Firstly, What Is This All About? Project Glass is essentially Google’s foray into wearable computing. What’s wearable computing? Simple – any battery-powered type of eyewear that lets people see the world through augmented reality (not the first time in history this has been done, but more on that later). Based on the video below, you’ll be able to do things like find places with sat-nav and take photos then share them people.
Now, onto the truths and myths about Project Glass -
Possibly True: If American tech blogger Seth Weintraub is as well-informed as some sites say he is, Google’s Project Glass glasses will likely use a transparent LCD or AMOLED display to place content and info in your view. It might also be location-aware, courtesy of a camera and GPS, and theoretically, you could scroll through daily tasks by simply tilting your head.
Fact: Project Glass is being developed by the Google X Lab (that’s actually it’s name), a secret tech research facility in California, separate from the company’s Mountain View headquarters.
Myth: While confirmed projects at Google’s X Lab include a space elevator and self-driving car, the company has neither affirmed nor denied the existence of a Google Killbot program.
Fact: Google cofounder Sergey Brin wore these to a Foundation Fighting Blindness fundraising dinner last month, just days after the project’s public announcement. According to the New York Times, we should expect to see them for sale before the end of 2012. But we’re not holding our breaths. According to this Tech Radar article, Indian inventor and MIT Media Lab research assistant, Pranav Mistry, “reckons [the NYT speculation on a release date] is nonsense, and the tech is at least two years away.”
Possibly True: That same NYT article says that the glasses will run Android, have motion sensors, GPS and either 3G or 4G data connections.
Myth: Project Glass needs actual glasses for you to experience the technology. This is not a joke. Google has assured the public that Project Glass works both with and without existing eyeglasses.
Fact: For technophiles who just can’t wait, University of Toronto professor of Electrical and Computer Engineering, Steve Mann, has spent the last 30 years developing the EyeTap eyeglass system, his own entry into wearable computing. The EyeTap unit is mounted over one eye, and features an integrated digital camera and projector that displays information about what you’re seeing directly onto your eye. U of T grad students and engineers are wearing prototypes right now.
Myth: Wearing a computer on your eye all day won’t have side effects. In fact, Mann wears his own EyeTap nearly all day, and complains of occasional nausea and headaches.

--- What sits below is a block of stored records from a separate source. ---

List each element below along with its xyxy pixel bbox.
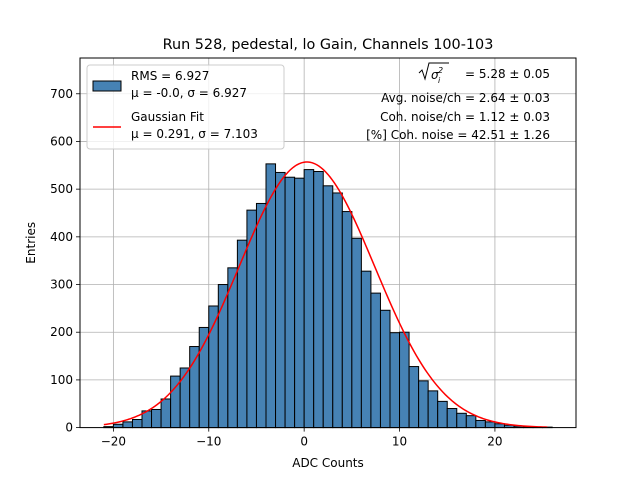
- svg-text:σ: σ: [431, 68, 439, 82]
- histogram-bar: [341, 211, 353, 429]
- svg-text:i: i: [438, 76, 441, 85]
- annotation-line1: = 5.28 ± 0.05: [465, 67, 550, 81]
- svg-text:2: 2: [438, 66, 443, 75]
- histogram-bar: [418, 380, 429, 429]
- x-tick-label: −10: [196, 435, 221, 449]
- legend-fit-label-line1: Gaussian Fit: [131, 110, 204, 124]
- histogram-bar: [122, 421, 133, 429]
- histogram-bar: [360, 270, 372, 429]
- x-axis-label: ADC Counts: [292, 456, 364, 470]
- x-tick-label: 20: [487, 435, 502, 449]
- histogram-bar: [112, 423, 124, 429]
- annotation-line3: Coh. noise/ch = 1.12 ± 0.03: [380, 110, 550, 124]
- y-tick-label: 600: [50, 134, 73, 148]
- histogram-bar: [179, 367, 191, 429]
- histogram-bar: [351, 237, 362, 429]
- histogram-bar: [160, 398, 172, 429]
- histogram-bar: [303, 169, 315, 429]
- histogram-bar: [484, 421, 496, 429]
- histogram-bar: [379, 309, 391, 429]
- x-axis-ticks: −20 −10 0 10 20: [101, 427, 503, 449]
- histogram-bar: [465, 415, 477, 429]
- histogram-bar: [475, 419, 486, 429]
- y-tick-label: 400: [50, 230, 73, 244]
- histogram-bar: [189, 346, 200, 429]
- histogram-bar: [456, 412, 467, 429]
- annotation-line4: [%] Coh. noise = 42.51 ± 1.26: [366, 128, 550, 142]
- histogram-bar: [446, 408, 458, 429]
- histogram-bar: [131, 418, 143, 429]
- histogram-bar: [313, 171, 324, 429]
- histogram-bar: [389, 332, 401, 429]
- histogram-bar: [408, 366, 420, 429]
- legend-box: [86, 64, 285, 150]
- histogram-bar: [332, 192, 343, 429]
- histogram-bar: [284, 176, 296, 429]
- histogram-bar: [494, 423, 505, 429]
- histogram-bar: [370, 292, 381, 429]
- gaussian-fit-line: [103, 161, 548, 428]
- histogram-bar: [427, 390, 439, 429]
- x-tick-label: 0: [300, 435, 308, 449]
- y-tick-label: 100: [50, 373, 73, 387]
- histogram-bar: [322, 185, 334, 429]
- y-tick-label: 300: [50, 278, 73, 292]
- y-tick-label: 500: [50, 182, 73, 196]
- y-axis-label: Entries: [24, 222, 38, 264]
- annotation-sqrt-sigma-symbol: σ 2 i: [418, 62, 449, 85]
- y-tick-label: 0: [65, 421, 73, 435]
- histogram-bar: [399, 331, 410, 429]
- histogram-bar: [217, 284, 229, 429]
- histogram-bars: [103, 163, 553, 429]
- legend-fit-label-line2: μ = 0.291, σ = 7.103: [131, 127, 258, 141]
- y-axis-ticks: 0 100 200 300 400 500 600 700: [50, 87, 80, 435]
- histogram-bar: [151, 408, 162, 429]
- legend-histogram-label-line2: μ = -0.0, σ = 6.927: [131, 86, 247, 100]
- histogram-bar: [275, 171, 286, 429]
- y-tick-label: 200: [50, 325, 73, 339]
- legend-histogram-label-line1: RMS = 6.927: [131, 69, 209, 83]
- x-tick-label: 10: [392, 435, 407, 449]
- noise-annotations: σ 2 i = 5.28 ± 0.05 Avg. noise/ch = 2.64…: [366, 62, 550, 142]
- histogram-bar: [227, 267, 238, 429]
- x-tick-label: −20: [101, 435, 126, 449]
- annotation-line2: Avg. noise/ch = 2.64 ± 0.03: [381, 91, 550, 105]
- chart-title: Run 528, pedestal, lo Gain, Channels 100…: [163, 37, 494, 53]
- histogram-bar: [255, 202, 267, 429]
- histogram-bar: [294, 177, 305, 429]
- legend: RMS = 6.927 μ = -0.0, σ = 6.927 Gaussian…: [86, 64, 285, 150]
- histogram-bar: [437, 400, 448, 429]
- legend-histogram-patch: [92, 80, 122, 92]
- plot-frame: [79, 57, 577, 429]
- histogram-bar: [246, 209, 257, 429]
- y-tick-label: 700: [50, 87, 73, 101]
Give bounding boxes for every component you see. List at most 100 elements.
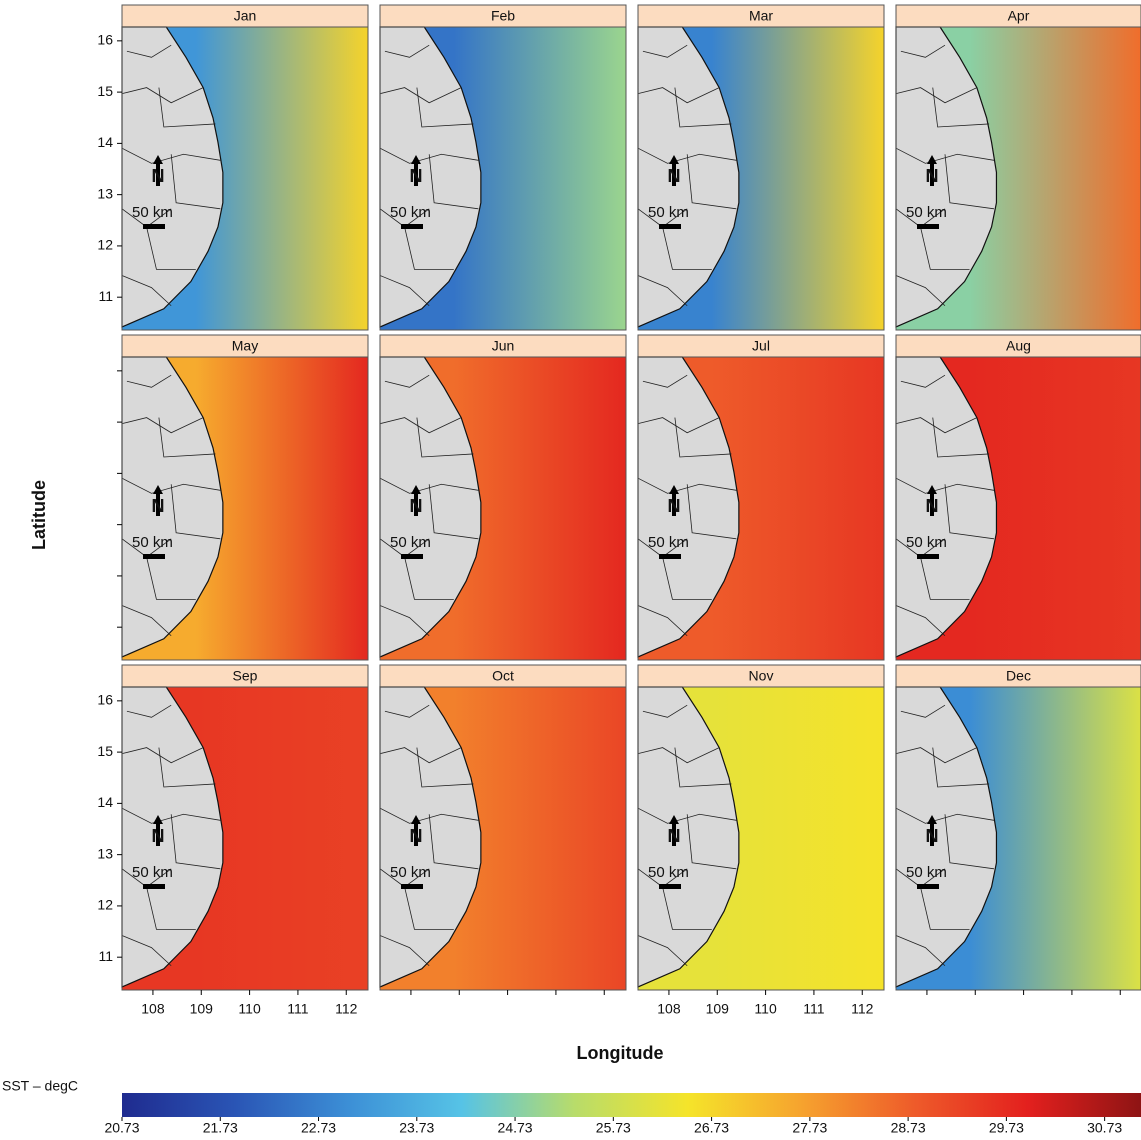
- panel-title: Dec: [1006, 668, 1031, 684]
- panel-title: Aug: [1006, 338, 1031, 354]
- scale-bar: [401, 554, 423, 559]
- colorbar-tick-label: 25.73: [596, 1120, 631, 1135]
- province-border: [932, 747, 990, 788]
- north-label: N: [926, 496, 939, 516]
- north-arrow: [669, 155, 679, 186]
- province-border: [170, 484, 221, 540]
- province-border: [146, 556, 196, 600]
- land: [637, 356, 740, 658]
- panel-frame: [637, 356, 885, 661]
- scale-label: 50 km: [906, 204, 947, 221]
- province-border: [674, 417, 732, 458]
- province-border: [170, 154, 221, 210]
- north-arrow: [669, 485, 679, 516]
- scale-label: 50 km: [390, 864, 431, 881]
- province-border: [932, 417, 990, 458]
- land: [895, 686, 998, 988]
- land: [121, 26, 224, 328]
- x-tick-label: 110: [754, 1001, 777, 1017]
- north-label: N: [152, 826, 165, 846]
- panel-frame: [121, 356, 369, 661]
- panel-title: Oct: [492, 668, 514, 684]
- north-label: N: [152, 166, 165, 186]
- province-border: [944, 154, 995, 210]
- province-border: [379, 87, 462, 104]
- land: [379, 26, 482, 328]
- y-tick-label: 13: [97, 185, 113, 201]
- colorbar-tick-label: 21.73: [203, 1120, 238, 1135]
- north-label: N: [926, 826, 939, 846]
- north-label: N: [926, 166, 939, 186]
- scale-label: 50 km: [132, 864, 173, 881]
- y-axis-title: Latitude: [29, 480, 49, 550]
- colorbar-tick-label: 27.73: [792, 1120, 827, 1135]
- scale-bar: [917, 224, 939, 229]
- north-label: N: [152, 496, 165, 516]
- colorbar-tick-label: 26.73: [694, 1120, 729, 1135]
- scale-bar: [143, 224, 165, 229]
- province-border: [384, 44, 430, 58]
- colorbar-title: SST – degC: [2, 1078, 78, 1094]
- scale-bar: [659, 554, 681, 559]
- north-arrow: [411, 155, 421, 186]
- scale-label: 50 km: [132, 204, 173, 221]
- province-border: [121, 605, 172, 637]
- province-border: [121, 147, 221, 164]
- province-border: [944, 814, 995, 870]
- x-tick-label: 111: [287, 1001, 308, 1017]
- province-border: [146, 886, 196, 930]
- province-border: [126, 374, 172, 388]
- y-tick-label: 13: [97, 845, 113, 861]
- province-border: [379, 747, 462, 764]
- scale-label: 50 km: [906, 864, 947, 881]
- north-label: N: [668, 166, 681, 186]
- x-tick-label: 112: [335, 1001, 358, 1017]
- panel-title: Nov: [749, 668, 774, 684]
- north-label: N: [410, 166, 423, 186]
- province-border: [146, 226, 196, 270]
- province-border: [379, 477, 479, 494]
- north-arrow: [411, 815, 421, 846]
- land: [637, 686, 740, 988]
- panel-frame: [121, 26, 369, 331]
- land: [379, 356, 482, 658]
- province-border: [686, 484, 737, 540]
- province-border: [121, 807, 221, 824]
- panel-frame: [895, 26, 1141, 331]
- province-border: [662, 226, 712, 270]
- panel-title: Mar: [749, 8, 773, 24]
- province-border: [379, 275, 430, 307]
- province-border: [686, 814, 737, 870]
- scale-bar: [143, 554, 165, 559]
- province-border: [416, 417, 474, 458]
- scale-bar: [401, 884, 423, 889]
- province-border: [900, 44, 946, 58]
- panel-title: Sep: [233, 668, 258, 684]
- y-tick-label: 11: [98, 948, 113, 964]
- y-tick-label: 16: [97, 32, 113, 48]
- scale-label: 50 km: [648, 534, 689, 551]
- colorbar-tick-label: 22.73: [301, 1120, 336, 1135]
- province-border: [379, 807, 479, 824]
- province-border: [920, 556, 970, 600]
- north-label: N: [410, 496, 423, 516]
- colorbar-tick-label: 29.73: [989, 1120, 1024, 1135]
- x-tick-label: 108: [657, 1001, 681, 1017]
- province-border: [895, 147, 995, 164]
- panel-frame: [121, 686, 369, 991]
- north-arrow: [153, 485, 163, 516]
- scale-label: 50 km: [390, 534, 431, 551]
- province-border: [126, 704, 172, 718]
- province-border: [642, 374, 688, 388]
- province-border: [158, 87, 216, 128]
- panel-frame: [379, 686, 627, 991]
- province-border: [895, 417, 978, 434]
- colorbar-tick-label: 23.73: [399, 1120, 434, 1135]
- province-border: [674, 87, 732, 128]
- panel-title: Jun: [492, 338, 515, 354]
- province-border: [895, 807, 995, 824]
- scale-bar: [659, 884, 681, 889]
- panel-frame: [895, 356, 1141, 661]
- y-tick-label: 14: [97, 134, 113, 150]
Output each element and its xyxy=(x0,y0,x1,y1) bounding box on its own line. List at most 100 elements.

Most Likely A Myth: The launch will go flawlessly. Google+ is an unprecedented flop, as was Google Buzz. Worse still, a change to the way their search algorithm functions has left a sour taste in many user’s mouths, so Google is looking somewhat shaky.
Fact: This is not the first attempt to make a consumer-grade “head mounted display.” HMDs have been around since the 90s, though Project Glass may be the first to look like something you can actually wear everyday, rather than the ones Oakley and Japan’s Nippon Telegraph are working on.
Fact: Bluetooth headsets make you look like an ensign on board the Starship Enterprise. These won’t. They’ll make you look like the chief engineer.
Possibly True: The camera will suck. Google posted their first test shot using Project Glass’s built in camera, and the results resembled those of a camera phone’s… circa 2006.